The CAS number of trinitrotoluene (C₇H₅N₃O₆), better known as the explosive, TNT, is 118‑26‑7. Therefore, the checksum digit for TNT is:

( 6 × 1 ) + ( 9 × 2 ) + ( 8 × 3 ) + ( 1 × 4 ) + ( 1 × 5 ) = 57

57 mod 10 = 7

A four digit numbers assigned by the United Nations Committee of Experts on the Transport of Dangerous Goods.

The Australian Dangerous Goods Code (ADG) requires the UN number to be displayed on an Emergency Information Panel, along with the proper shipping name and appropriate HAZCHEM code.

The HAZCHEM codes displayed on emergency information panels are also known as the Dangerous Goods Emergency Action Code (EAC). This two or three character codes provides a short and simple directive to emergency responders of how to contain a chemical spill or emergency.

The Emergency Action Codes are published by the National Chemical Emergency Centre (NCEC) in the United Kingdom.

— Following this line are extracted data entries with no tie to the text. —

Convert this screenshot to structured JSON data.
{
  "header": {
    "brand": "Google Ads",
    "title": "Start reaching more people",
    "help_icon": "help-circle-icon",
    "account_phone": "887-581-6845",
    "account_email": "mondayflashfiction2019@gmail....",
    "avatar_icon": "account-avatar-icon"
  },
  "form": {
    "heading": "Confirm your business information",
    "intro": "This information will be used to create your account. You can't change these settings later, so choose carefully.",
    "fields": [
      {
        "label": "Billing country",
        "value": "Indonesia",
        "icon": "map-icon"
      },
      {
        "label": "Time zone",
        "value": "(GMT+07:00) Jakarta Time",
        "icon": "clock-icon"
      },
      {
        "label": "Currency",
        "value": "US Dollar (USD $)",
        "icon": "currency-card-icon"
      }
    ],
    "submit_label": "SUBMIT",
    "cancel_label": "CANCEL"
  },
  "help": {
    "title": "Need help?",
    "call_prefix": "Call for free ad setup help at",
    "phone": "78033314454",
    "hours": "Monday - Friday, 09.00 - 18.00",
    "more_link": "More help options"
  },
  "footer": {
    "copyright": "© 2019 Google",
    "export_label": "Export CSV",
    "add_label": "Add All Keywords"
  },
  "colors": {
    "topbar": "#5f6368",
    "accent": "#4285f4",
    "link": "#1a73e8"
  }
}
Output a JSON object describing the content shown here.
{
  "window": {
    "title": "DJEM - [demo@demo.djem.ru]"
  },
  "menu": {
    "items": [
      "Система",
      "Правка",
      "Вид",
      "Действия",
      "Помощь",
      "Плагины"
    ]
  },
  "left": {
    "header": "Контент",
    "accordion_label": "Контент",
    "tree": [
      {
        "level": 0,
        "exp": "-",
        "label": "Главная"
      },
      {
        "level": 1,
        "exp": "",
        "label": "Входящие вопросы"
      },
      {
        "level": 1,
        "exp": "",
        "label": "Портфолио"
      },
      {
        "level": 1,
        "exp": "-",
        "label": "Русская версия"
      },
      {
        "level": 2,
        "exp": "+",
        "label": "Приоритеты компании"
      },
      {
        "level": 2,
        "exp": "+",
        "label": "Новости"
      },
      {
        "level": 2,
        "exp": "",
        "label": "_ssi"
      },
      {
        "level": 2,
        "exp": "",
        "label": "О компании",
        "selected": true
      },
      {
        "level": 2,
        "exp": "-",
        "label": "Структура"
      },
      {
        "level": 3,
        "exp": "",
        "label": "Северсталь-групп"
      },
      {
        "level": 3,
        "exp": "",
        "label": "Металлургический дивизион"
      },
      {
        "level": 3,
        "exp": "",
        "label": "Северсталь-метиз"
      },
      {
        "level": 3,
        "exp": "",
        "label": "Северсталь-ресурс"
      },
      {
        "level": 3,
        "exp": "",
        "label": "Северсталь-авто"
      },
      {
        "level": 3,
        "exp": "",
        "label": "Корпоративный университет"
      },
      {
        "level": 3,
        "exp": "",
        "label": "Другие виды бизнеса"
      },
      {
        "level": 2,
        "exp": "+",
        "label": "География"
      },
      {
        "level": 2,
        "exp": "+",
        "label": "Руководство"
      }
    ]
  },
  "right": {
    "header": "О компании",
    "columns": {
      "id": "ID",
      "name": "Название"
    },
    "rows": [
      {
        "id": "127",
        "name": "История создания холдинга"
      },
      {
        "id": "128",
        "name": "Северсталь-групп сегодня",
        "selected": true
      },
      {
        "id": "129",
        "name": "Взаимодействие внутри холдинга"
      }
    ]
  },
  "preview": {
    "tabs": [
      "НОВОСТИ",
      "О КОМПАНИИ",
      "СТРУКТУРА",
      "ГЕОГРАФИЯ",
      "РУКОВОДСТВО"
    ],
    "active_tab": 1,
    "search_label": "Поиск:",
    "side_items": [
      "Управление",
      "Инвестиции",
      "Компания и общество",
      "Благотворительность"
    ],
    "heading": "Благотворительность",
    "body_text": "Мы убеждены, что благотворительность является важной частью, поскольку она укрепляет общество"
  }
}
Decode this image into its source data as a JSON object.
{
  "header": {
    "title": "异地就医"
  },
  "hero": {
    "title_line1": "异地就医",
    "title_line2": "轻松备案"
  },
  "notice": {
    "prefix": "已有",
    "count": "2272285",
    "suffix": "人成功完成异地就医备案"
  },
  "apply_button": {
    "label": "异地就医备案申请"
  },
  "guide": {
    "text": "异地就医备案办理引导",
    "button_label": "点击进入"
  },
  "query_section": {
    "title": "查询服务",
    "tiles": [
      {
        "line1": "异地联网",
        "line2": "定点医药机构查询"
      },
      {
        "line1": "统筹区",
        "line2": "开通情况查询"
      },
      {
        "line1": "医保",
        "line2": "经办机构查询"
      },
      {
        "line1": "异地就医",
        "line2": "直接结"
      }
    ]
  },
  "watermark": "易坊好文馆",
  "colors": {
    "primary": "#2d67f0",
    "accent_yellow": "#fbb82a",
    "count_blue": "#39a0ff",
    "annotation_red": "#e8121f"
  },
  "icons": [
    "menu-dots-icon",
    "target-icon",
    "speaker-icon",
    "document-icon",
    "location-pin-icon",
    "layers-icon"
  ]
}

A HAZCHEM code consists of a single number (1 to 4) followed by either one or two letters, depending on the hazard. The first digit indicates the type of fire suppressant to be used and will be a number between one and four:

1. Coarse water spray
2. Fine water spray
3. Normal protein-based foam
4. Dry agent (no water must come in contact with the substance)

The second character is one of the capital letters, P, R, S, T, W, X, Y, or Z. Each letter denotes the type of personal protective equipment to be worn by responders and how the chemical should be diluted or contained.

The third character, if present, will be the letter E, with the meaning, “consider evacuation”.

The appearance, odour, melting point, boiling point and density of a chemical are important pieces of information for hazard identification and risk assessments.

Dangerous goods are divided into nine classes:

1. Explosives
2. Gases
3. Flammable liquids
4. Flammable solids
5. Oxidising substances and organic peroxides
6. Toxic substances
7. Radioactive materials
8. Corrosive substances
9. Miscellaneous dangerous or environmentally harmful goods

Each dangerous goods class has subclasses with specific colour coded, diamond shaped labels.

The United Nations created the GHS to classify chemicals and communicate risks according to the types of hazard they present.

Australia first introduced GHS Version 3 in 2017 and adopted GHS Version 7 in January 2023. Australian consumer goods may still display the appropriate Australian Dangerous Goods class label instead of the GHS pictogram.